Recht Urteile des Europäischen Gerichtshofs für Menschenrechte nicht zwingend

Das Bundesverfassungsgericht hat beschlossen, dass sich deutsche Gerichte nicht zwingend an Urteile des Europäischen Gerichtshofs für Menschenrechte halten müssen. Karlsruhe hat sich damit erstmals grundsätzlich zu der Frage geäußert, welchen Rang Urteile des europäischen Gerichts in der deutschen Gesetzeshierarchie einnehmen.


Karlsruhe - Nach dem Beschluss der Richter muss die deutsche Justiz die Rechtsprechung des Straßburger Gerichtshofs "gebührend" berücksichtigen und "schonend" in die nationale Rechtsordnung einpassen.
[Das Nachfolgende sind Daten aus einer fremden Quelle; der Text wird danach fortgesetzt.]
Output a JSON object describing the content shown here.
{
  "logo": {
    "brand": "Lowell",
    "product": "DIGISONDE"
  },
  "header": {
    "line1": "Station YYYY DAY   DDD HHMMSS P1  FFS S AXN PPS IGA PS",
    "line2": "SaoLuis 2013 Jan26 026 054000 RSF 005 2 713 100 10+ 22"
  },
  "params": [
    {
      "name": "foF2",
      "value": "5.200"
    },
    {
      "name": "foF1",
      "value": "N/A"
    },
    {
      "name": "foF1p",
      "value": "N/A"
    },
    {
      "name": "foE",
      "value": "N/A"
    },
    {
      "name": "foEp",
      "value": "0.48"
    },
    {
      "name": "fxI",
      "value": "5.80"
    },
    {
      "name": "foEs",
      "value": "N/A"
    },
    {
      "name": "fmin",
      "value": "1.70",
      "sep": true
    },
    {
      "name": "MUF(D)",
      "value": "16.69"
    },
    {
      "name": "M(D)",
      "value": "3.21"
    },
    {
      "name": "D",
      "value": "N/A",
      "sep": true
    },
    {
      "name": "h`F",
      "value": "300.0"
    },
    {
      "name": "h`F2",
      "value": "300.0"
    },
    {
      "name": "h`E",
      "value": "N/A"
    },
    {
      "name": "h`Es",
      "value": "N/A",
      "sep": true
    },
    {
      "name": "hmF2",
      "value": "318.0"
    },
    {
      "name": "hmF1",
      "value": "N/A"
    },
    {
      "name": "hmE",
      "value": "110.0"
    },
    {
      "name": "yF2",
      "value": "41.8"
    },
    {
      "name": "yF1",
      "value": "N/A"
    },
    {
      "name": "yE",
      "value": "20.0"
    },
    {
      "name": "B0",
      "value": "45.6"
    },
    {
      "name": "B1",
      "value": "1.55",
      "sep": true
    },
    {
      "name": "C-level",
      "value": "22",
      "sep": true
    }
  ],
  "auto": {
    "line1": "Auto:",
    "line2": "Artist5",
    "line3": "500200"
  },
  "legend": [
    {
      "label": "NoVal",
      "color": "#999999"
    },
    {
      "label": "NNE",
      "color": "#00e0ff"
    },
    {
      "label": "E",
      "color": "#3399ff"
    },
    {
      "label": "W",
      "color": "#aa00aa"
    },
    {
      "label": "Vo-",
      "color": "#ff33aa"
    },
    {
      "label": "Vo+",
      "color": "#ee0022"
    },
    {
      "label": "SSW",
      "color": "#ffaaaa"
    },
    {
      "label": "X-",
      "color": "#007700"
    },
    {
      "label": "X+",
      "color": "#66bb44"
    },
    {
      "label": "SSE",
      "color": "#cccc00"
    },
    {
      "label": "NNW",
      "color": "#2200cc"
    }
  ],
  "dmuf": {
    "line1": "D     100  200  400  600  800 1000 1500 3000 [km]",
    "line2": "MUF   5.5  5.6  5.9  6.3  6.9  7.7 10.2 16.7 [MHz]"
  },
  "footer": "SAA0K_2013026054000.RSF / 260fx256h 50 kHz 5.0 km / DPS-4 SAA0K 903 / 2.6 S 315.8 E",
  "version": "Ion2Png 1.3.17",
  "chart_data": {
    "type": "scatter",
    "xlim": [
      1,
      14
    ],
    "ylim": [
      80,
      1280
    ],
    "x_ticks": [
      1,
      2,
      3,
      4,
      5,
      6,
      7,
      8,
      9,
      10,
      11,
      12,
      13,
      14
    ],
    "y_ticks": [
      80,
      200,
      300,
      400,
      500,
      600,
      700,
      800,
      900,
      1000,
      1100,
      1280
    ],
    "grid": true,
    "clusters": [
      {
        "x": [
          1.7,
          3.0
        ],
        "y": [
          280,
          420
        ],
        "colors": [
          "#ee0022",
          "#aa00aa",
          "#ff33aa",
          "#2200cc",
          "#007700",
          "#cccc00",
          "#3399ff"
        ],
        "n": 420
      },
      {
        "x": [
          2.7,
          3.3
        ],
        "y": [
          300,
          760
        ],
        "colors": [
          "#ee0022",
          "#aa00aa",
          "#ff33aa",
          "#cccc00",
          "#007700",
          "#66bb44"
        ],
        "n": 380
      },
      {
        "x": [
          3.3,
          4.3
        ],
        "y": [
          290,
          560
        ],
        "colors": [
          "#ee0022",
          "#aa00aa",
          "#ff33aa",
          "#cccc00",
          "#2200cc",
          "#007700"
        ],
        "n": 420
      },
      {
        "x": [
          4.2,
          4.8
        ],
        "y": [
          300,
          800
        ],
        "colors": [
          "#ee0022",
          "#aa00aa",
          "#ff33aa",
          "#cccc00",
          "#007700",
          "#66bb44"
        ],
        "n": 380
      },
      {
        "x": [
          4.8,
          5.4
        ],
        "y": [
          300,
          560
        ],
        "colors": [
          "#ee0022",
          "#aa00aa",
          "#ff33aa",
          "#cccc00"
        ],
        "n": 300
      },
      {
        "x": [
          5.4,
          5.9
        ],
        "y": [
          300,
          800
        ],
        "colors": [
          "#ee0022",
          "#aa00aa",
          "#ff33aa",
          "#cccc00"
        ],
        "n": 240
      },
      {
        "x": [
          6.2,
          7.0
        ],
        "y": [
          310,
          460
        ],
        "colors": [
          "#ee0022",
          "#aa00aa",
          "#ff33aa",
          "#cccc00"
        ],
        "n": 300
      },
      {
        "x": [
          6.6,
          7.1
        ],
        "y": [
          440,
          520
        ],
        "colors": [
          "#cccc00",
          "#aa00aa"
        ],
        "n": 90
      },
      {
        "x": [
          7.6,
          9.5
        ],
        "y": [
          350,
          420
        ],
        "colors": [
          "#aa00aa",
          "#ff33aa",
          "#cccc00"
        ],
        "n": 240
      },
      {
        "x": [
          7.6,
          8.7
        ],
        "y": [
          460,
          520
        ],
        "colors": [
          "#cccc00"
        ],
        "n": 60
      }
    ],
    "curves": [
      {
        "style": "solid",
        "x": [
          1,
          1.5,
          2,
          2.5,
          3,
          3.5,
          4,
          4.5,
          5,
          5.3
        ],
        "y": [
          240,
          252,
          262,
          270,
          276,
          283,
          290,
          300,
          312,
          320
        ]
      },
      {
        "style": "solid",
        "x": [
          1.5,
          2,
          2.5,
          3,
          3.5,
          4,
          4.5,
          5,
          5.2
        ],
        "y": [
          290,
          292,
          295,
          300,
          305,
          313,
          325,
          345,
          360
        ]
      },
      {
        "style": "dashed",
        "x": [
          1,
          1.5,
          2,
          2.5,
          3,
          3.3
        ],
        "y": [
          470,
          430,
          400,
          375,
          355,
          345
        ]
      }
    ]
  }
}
In dem heute veröffentlichten Grundsatzbeschluss des Zweiten Senats des BVerfG, heißt es, deutsche Gerichte und Behörden müssten die Urteile des Europäischen Gerichtshofs für Menschenrechte (EGMR) stets als wichtigen Punkt in ihre Überlegungen mit einbeziehen und sich mit ihnen auseinander setzen. Die Gerichte seien zur Berücksichtigung eines solchen Urteils "jedenfalls dann verpflichtet", wenn sie "dem Urteil ohne materiellen Gesetzesverstoß Rechnung tragen können".

Gerichte dürften von den Vorgaben der Straßburger Richter dann abweichen, wenn diese Urteile "gegen Grundrecht in Verbindung mit dem Rechtsstaatsprinzip verstoßen" oder sich nicht anders in das "System des jeweiligen Rechtsgebiets" einpassen lassen. Eine schematische Vollstreckung der Urteile sei falsch.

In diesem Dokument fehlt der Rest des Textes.